Department of Diabetes and Clinical Nutrition, Graduate School of Medicine, Kyoto University, Shogoin, Sakyo-ku, Kyoto 606-8507, Japan.
Biochem Biophys Res Commun. 2010 Feb 26;393(1):73-8. doi: 10.1016/j.bbrc.2010.01.081. Epub 2010 Jan 25.
SIR2 protein, an NAD-dependent deacetylase, is localized to nucleus and is involved in life span extension by calorie restriction in yeast. In mammals, among the seven SIR2 homologues (SIRT1-7), SIRT3, 4, and 5 are localized to mitochondria. As SIRT5 mRNA levels in liver are increased by fasting, the physiological role of SIRT5 was investigated in liver of SIRT5-overexpressing transgenic (SIRT5 Tg) mice. We identified carbamoyl phosphate synthetase 1 (CPS1), a key enzyme of the urea cycle that catalyzes condensation of ammonia with bicarbonate to form carbamoyl phosphate, as a target of SIRT5 by two-dimensional electrophoresis comparing mitochondrial proteins in livers of SIRT5 Tg and wild-type mice. CPS1 protein was more deacetylated and activated in liver of SIRT5 Tg mice than in wild-type. In addition, urea production was upregulated in hepatocytes of SIRT5 Tg mice. These results agree with those of a previous study using SIRT5 knockout (KO) mice. Because ammonia generated during fasting is toxic, SIRT5 protein might play a protective role by converting ammonia to non-toxic urea through deacetylation and activation of CPS1.

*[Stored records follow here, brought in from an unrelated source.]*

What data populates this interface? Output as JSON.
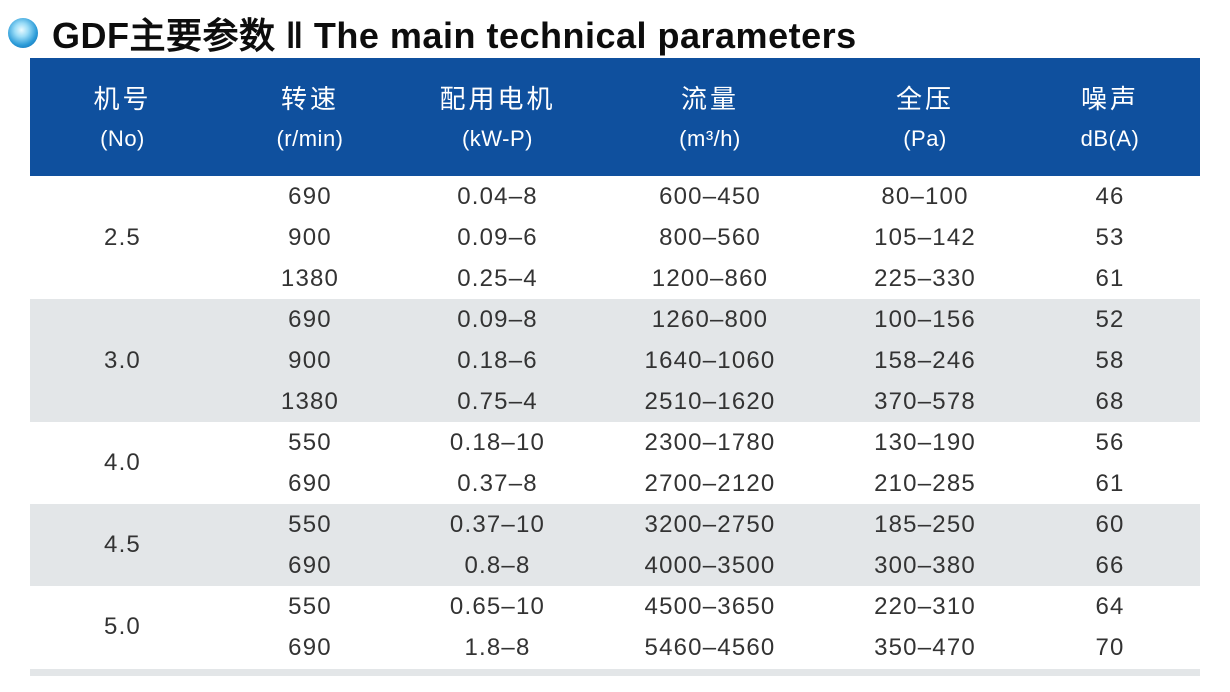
{
  "title": {
    "text_zh": "GDF主要参数",
    "separator": "‖",
    "text_en": "The main technical parameters"
  },
  "colors": {
    "header_bg": "#0F509E",
    "alt_row_bg": "#E3E6E8",
    "bullet_outer": "#0A5EA6",
    "bullet_inner": "#9ADCF7",
    "title_text": "#0D0D0D",
    "body_text": "#333333"
  },
  "table": {
    "columns": [
      {
        "name_zh": "机号",
        "unit": "(No)"
      },
      {
        "name_zh": "转速",
        "unit": "(r/min)"
      },
      {
        "name_zh": "配用电机",
        "unit": "(kW-P)"
      },
      {
        "name_zh": "流量",
        "unit": "(m³/h)"
      },
      {
        "name_zh": "全压",
        "unit": "(Pa)"
      },
      {
        "name_zh": "噪声",
        "unit": "dB(A)"
      }
    ],
    "groups": [
      {
        "no": "2.5",
        "rows": [
          [
            "690",
            "0.04–8",
            "600–450",
            "80–100",
            "46"
          ],
          [
            "900",
            "0.09–6",
            "800–560",
            "105–142",
            "53"
          ],
          [
            "1380",
            "0.25–4",
            "1200–860",
            "225–330",
            "61"
          ]
        ]
      },
      {
        "no": "3.0",
        "rows": [
          [
            "690",
            "0.09–8",
            "1260–800",
            "100–156",
            "52"
          ],
          [
            "900",
            "0.18–6",
            "1640–1060",
            "158–246",
            "58"
          ],
          [
            "1380",
            "0.75–4",
            "2510–1620",
            "370–578",
            "68"
          ]
        ]
      },
      {
        "no": "4.0",
        "rows": [
          [
            "550",
            "0.18–10",
            "2300–1780",
            "130–190",
            "56"
          ],
          [
            "690",
            "0.37–8",
            "2700–2120",
            "210–285",
            "61"
          ]
        ]
      },
      {
        "no": "4.5",
        "rows": [
          [
            "550",
            "0.37–10",
            "3200–2750",
            "185–250",
            "60"
          ],
          [
            "690",
            "0.8–8",
            "4000–3500",
            "300–380",
            "66"
          ]
        ]
      },
      {
        "no": "5.0",
        "rows": [
          [
            "550",
            "0.65–10",
            "4500–3650",
            "220–310",
            "64"
          ],
          [
            "690",
            "1.8–8",
            "5460–4560",
            "350–470",
            "70"
          ]
        ]
      }
    ]
  }
}
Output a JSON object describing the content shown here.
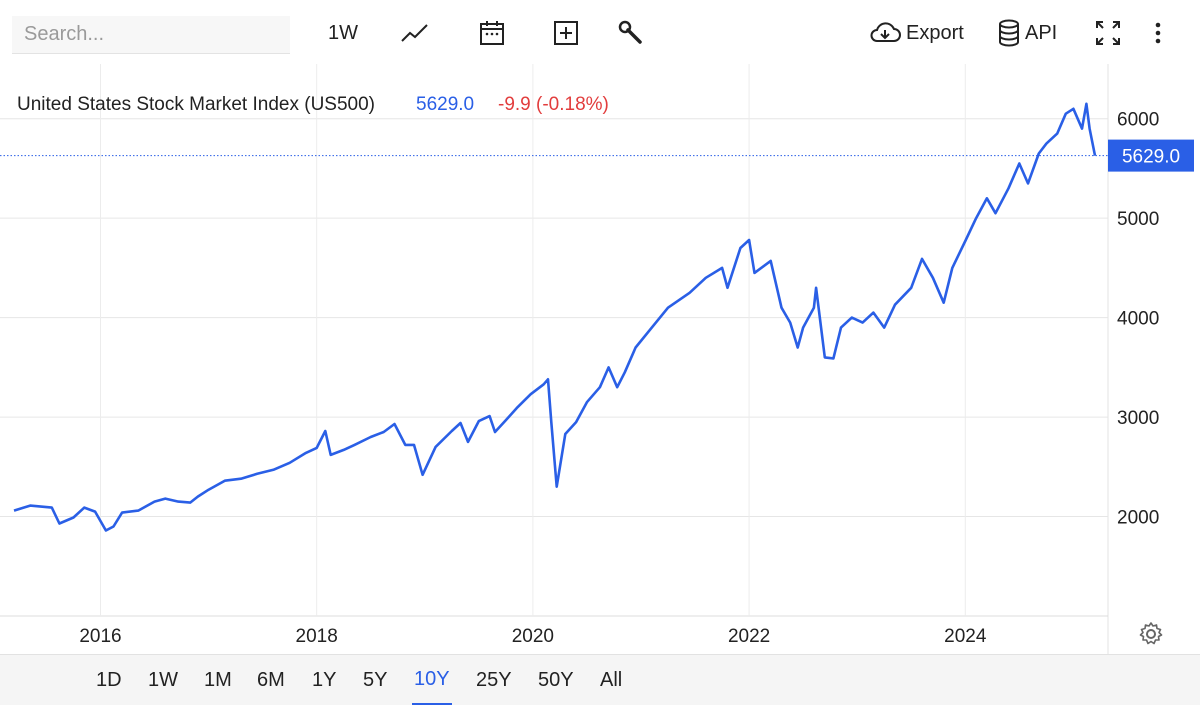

SIR2 蛋白是一种 NAD 依赖性去乙酰化酶,存在于细胞核内,通过限制热量摄入可延长酵母的寿命。在哺乳动物中,在 7 种 SIR2 同源物(SIRT1-7)中,SIRT3、4 和 5 定位于线粒体。由于禁食可增加肝脏中 SIRT5mRNA 的水平,因此在 SIRT5 过表达转基因(SIRT5Tg)小鼠的肝脏中研究了 SIRT5 的生理作用。我们通过比较 SIRT5Tg 和野生型小鼠肝脏中的线粒体蛋白,通过二维电泳鉴定出 CPS1(尿素循环的关键酶,催化氨与碳酸氢盐缩合形成氨甲酰磷酸)为 SIRT5 的靶标。CPS1 蛋白在 SIRT5Tg 小鼠的肝脏中比在野生型中去乙酰化和激活程度更高。此外,SIRT5Tg 小鼠的肝细胞中尿素的生成增加。这些结果与之前使用 SIRT5 敲除(KO)小鼠的研究结果一致。由于禁食期间产生的氨是有毒的,因此 SIRT5 蛋白可能通过去乙酰化和激活 CPS1 将氨转化为无毒的尿素来发挥保护作用。